Awesome

CoCoNote

This is the public repository for our paper "Contextualized Data-Wrangling Code Generation in Computational Notebooks" accepted by ASE 2024. We provide (1) CoCoMine, and (2) CoCoNote dataset with evaluation scripts in this repo.

1. Repo Structure

CoCoNote
├── README.md
├── CoCoMine
├── dataset
├── notebooks
├── evaluation
├── evaluation_codebleu
└── evaluation_example

CoCoMine: the tool to identify data-wrangling code generation examples.

dataset: the CoCoNote dataset.

notebooks: the notebooks used in the testset to execute.

evaluation: the execution evaluation scripts of the CoCoNote testset, including include generated code, execution and evaluation.

evaluation_codebleu: the surface-form evaluation scripts of the CoCoNote testset.

evaluation_example: an input file example for evaluation.

2. CoCoNote Dataset Usage

2.0 Data Download

Download the data from Zenodo. We provide the train/dev/test data and notebooks for execution evaluation in Zenodo.
Unzip and move the notebooks to ./notebooks/ and train/dev/test data to ./dataset/

You can use the scripts: bash download_and_prepare_data.sh for this process.

2.1 Execution Environment

You can use the following scripts to install the requirements for execution evaluation:

conda create -n CoCoNote python=3.6.13
conda activate CoCoNote
cd ./evaluation
pip install -r requirements_eval.txt

You can also use the following docker image to initialize execution environment:

[TODO]

2.2 Execution Evaluation

We provide the execution evaluation scripts of the CoCoNote testset in evaluation folder. You can first (1) use your code generation model to generate code for the testset, and then (2) use the following code to evaluate the generated code:

cd ./evaluation
python evaluate.py \ 
    --do_create_notebook \
    --do_run \
    --do_evaluate \
    --path_generation {EvaluationCodeFile} \
    --path_save_notebooks {SaveDir}

--generation_file: the path of the generated code file. We provide a sample file at ../evaluation_example/test_1654_gpt35.json, which is generated by GPT 3.5-Turbo.

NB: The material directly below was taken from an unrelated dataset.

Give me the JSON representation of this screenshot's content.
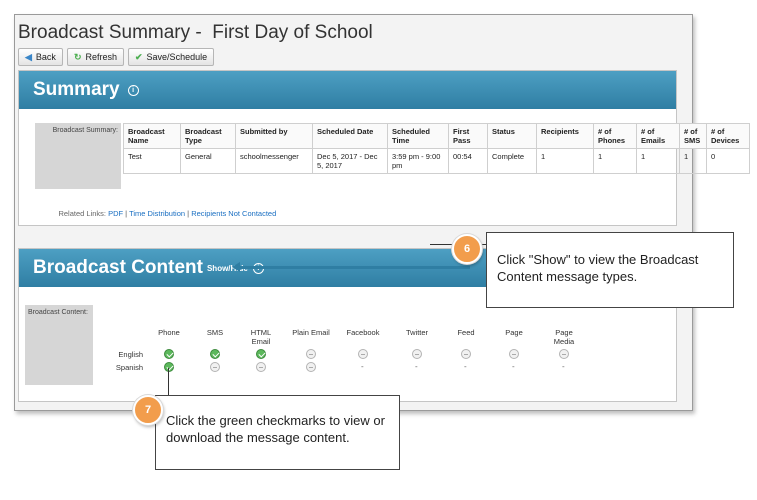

--path_save_notebooks: the directory to save the generated notebooks.

2.3 Surface-form Evaluation

We provide the surface-form evaluation scripts of the CoCoNote testset in evaluation_codebleu folder. You can use the following code to evaluate the generated code:

cd ./evaluation_codebleu
python evaluate.py --generation_path {EvaluationCodeFile}

--generation_file: the path of the generated code file, which is in the same format as in 2.3 Evaluation (Execution Evaluation). We provide a sample file at ../evaluation_example/test_1654_gpt35.json, which is generated by GPT 3.5-Turbo.

3. CoCoMine

3.1 Requirements

You can use the following scripts to install the requirements for CoCoMine:

conda create -n CoCoMine python=3.8
conda activate CoCoMine
cd ./CoCoMine
pip install -r requirements.txt

3.2 Extract Code Generation Examples

We provide two notebook examples (./raw_notebooks) here to show the functionality of CoCoMine.

# Extract data-wrangling code cells from raw notebooks
cd ./CoCoMine
python main_cocomine.py

Due to the space limit, we do not show all raw notebooks in this repo.